Herr Präsident! Meine Damen und Herren! Es ist in der Tat so, daß wir uns fast eine ganze Legislaturperiode, nämlich die vorige, mit diesem Drama befaßt und manchmal vor vollem, manchmal vor leerem Hause darüber debattiert haben. Ich will das, was die Kollegen eben gesagt haben, aufgreifen, da wir in weiten Punkten übereinstimmen.
Zur Frage Einladung nach Europa, Herr Lippelt. Ich finde das gut, und ich finde die Überlegung, einen Sondermechanismus wirksam werden zu lassen, richtig. Was mich bei der Einladung nach Europa beschäftigt, ist ein sehr grundsätzlicher Gedanke. Da sehe ich zur Zeit nicht, daß wir alle einladen können.
Europa hat nach 1945 jede Form von rassistischer Vertreibung, von Apartheid-Philosophie, von Konstruktionen von Bantustans im Grundsatz gemeinsam verurteilt. Man kann in dieser modernen Welt nicht zusammenleben, wenn man sagt: Die Menschen der anderen Religionen, die im selben Haus oder in derselben Straße leben, müssen verschwinden, sei es durch Vertreibung oder durch Ermordung.
Freimut Duve
Da wir eine solche Bantustans-Philosophie in Wort und in Tat, in Mord und in Tod haben, müssen wir die Einladung nach Europa qualifizieren. Solange jemand vertreibt und sich bisher noch nicht klar erklärt hat, wie die Zukunft etwa der Muslime im Sandschak aussehen wird, wie die Zukunft der ungarischen Minderheit in der Vojvodina aussehen wird - ich spreche jetzt nur von Serbien -, wie auch die Zukunft der serbischen Minderheit in Kroatien aussehen kann, über die Badinter-Kommission hinaus, also wie man die Ängste des Künftig-vertrieben-Werdens reduzieren kann, so lange müssen wir die Einladung nach Europa mit diesen Elementen qualifizieren, auch um unserer selbst willen, auch um Europa willen.
Zweite Bemerkung. Herr Dr. Lippelt, ich möchte das ganz deutlich sagen, weil wir in diesem Punkt auseinander sind. Das Motiv für die Anerkennung Sloweniens und vor allem Kroatiens lag nicht in dem, was Sie gekennzeichnet haben: den Norden nach Europa sozusagen abschnüren und das andere sich selbst überlassen. Es gab vielmehr ein einziges Motiv - ich kann das für meine Fraktion sagen, und ich möchte das auch für Herrn Genscher sagen; denn das geistert überall herum -: Hat Europa nach der Zerstörung von Vukovar, nach dem Beginn des Zerschießens von Dubrovnik ein ziviles Mittel, den Kroatienkrieg, bei dem schon Tausende umgekommen und Zehntausende vertrieben waren, zu einem friedlichen Ende zu führen?
Das einzige zivile Mittel, das wir uns damals überlegten, war die Internationalisierung des Konflikts durch Anerkennung.
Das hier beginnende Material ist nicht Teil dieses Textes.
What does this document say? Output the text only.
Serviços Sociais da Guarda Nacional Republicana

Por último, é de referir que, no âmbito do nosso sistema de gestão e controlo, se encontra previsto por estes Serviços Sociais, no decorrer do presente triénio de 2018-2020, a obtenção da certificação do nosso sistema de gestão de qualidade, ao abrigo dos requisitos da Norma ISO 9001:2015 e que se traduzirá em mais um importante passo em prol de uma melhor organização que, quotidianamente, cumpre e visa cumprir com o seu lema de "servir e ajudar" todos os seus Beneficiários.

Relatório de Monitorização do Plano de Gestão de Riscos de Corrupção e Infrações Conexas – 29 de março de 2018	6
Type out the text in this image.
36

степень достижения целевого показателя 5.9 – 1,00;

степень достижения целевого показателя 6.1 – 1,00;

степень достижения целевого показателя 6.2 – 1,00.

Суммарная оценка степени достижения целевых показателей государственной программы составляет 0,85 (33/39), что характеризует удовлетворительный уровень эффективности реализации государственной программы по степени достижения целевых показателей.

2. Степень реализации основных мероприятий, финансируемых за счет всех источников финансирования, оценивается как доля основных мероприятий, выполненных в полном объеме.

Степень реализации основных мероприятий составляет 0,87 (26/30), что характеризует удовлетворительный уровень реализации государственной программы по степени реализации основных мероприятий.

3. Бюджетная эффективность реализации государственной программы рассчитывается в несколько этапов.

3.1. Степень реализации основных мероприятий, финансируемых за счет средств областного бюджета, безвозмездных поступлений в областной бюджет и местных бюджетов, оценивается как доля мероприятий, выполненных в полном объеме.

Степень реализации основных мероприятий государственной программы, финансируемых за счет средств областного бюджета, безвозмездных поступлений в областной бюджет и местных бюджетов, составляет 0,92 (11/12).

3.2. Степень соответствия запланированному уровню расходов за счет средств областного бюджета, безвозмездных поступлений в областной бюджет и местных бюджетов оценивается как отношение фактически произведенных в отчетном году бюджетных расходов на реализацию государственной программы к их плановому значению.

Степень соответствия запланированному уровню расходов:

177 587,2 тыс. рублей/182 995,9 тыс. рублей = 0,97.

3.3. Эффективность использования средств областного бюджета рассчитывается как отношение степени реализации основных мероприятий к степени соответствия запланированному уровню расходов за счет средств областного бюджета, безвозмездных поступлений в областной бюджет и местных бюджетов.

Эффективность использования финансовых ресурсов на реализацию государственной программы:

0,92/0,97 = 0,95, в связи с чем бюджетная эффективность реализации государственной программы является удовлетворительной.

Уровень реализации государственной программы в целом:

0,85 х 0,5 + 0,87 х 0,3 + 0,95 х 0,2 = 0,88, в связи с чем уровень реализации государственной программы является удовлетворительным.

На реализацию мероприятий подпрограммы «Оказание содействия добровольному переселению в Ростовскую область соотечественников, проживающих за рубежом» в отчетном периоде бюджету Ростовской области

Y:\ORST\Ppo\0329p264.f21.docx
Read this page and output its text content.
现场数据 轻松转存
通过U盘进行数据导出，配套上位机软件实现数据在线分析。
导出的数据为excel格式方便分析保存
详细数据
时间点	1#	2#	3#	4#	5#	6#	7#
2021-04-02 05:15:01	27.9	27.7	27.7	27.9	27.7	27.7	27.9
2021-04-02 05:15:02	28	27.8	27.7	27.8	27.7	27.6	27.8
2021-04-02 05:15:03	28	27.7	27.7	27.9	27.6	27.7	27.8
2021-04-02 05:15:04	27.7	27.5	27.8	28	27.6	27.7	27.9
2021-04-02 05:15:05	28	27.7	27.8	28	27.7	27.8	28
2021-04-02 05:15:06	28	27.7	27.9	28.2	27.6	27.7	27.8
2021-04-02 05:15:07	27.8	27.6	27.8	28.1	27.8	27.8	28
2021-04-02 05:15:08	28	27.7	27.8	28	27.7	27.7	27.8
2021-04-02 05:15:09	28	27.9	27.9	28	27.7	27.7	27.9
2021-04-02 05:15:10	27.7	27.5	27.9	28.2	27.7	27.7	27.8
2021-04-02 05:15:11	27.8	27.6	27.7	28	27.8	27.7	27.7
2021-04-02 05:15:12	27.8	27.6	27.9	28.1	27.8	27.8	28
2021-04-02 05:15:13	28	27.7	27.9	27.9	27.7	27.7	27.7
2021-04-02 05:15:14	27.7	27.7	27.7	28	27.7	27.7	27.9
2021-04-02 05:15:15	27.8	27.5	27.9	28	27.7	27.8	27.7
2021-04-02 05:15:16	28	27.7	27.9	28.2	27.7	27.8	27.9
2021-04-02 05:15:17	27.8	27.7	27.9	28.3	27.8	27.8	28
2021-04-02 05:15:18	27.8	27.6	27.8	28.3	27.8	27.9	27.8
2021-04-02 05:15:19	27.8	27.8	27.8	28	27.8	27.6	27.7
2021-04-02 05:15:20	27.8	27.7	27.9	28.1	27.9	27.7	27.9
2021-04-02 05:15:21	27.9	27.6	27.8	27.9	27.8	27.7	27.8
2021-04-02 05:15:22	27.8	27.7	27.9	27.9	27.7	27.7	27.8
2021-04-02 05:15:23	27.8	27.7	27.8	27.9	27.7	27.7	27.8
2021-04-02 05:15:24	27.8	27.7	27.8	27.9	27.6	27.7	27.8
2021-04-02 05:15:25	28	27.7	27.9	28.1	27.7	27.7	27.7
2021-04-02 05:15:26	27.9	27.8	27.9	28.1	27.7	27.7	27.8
Es war vielleicht das erste Mal, daß man in diese Richtung überlegt hat.
Ich kann ein solches politisches Interesse, wie Sie es angedeutet haben, an dem Auflösen Jugoslawiens und an dem Ende des Versuchs, die vielen Völker des Balkans zu einem Staat zusammenzubringen, in der deutschen Politik, wenn ich mich an unsere Diskussionen erinnere, nicht erkennen. Ich sehe einmal von wenigen Ausnahmen ab. Ausnahmen sind vielleicht Journalisten und auch einzelne Politiker, die meinten, das sei ein richtiger Weg, den Kroatien aus religiösen oder anderen Gründen gegangen ist.
Ich bitte sehr darum, daß vom Deutschen Bundestag nicht das unterstützt wird, was in den serbischen Medien fast jeden Tag gesagt wird, nämlich Genscher sei ein Kriegsverbrecher, und was so weit geht, daß gefordert wird - z. B. von Johan Galtung -, Genscher gehöre in Den Haag vor Gericht gestellt. Das ist Wahnsinn. Sie haben das eben so überhaupt nicht gemeint, Herr Dr. Lippelt. Das will ich nicht sagen. Das ist ein anderes Motiv als das, was Sie vorhin genannt haben.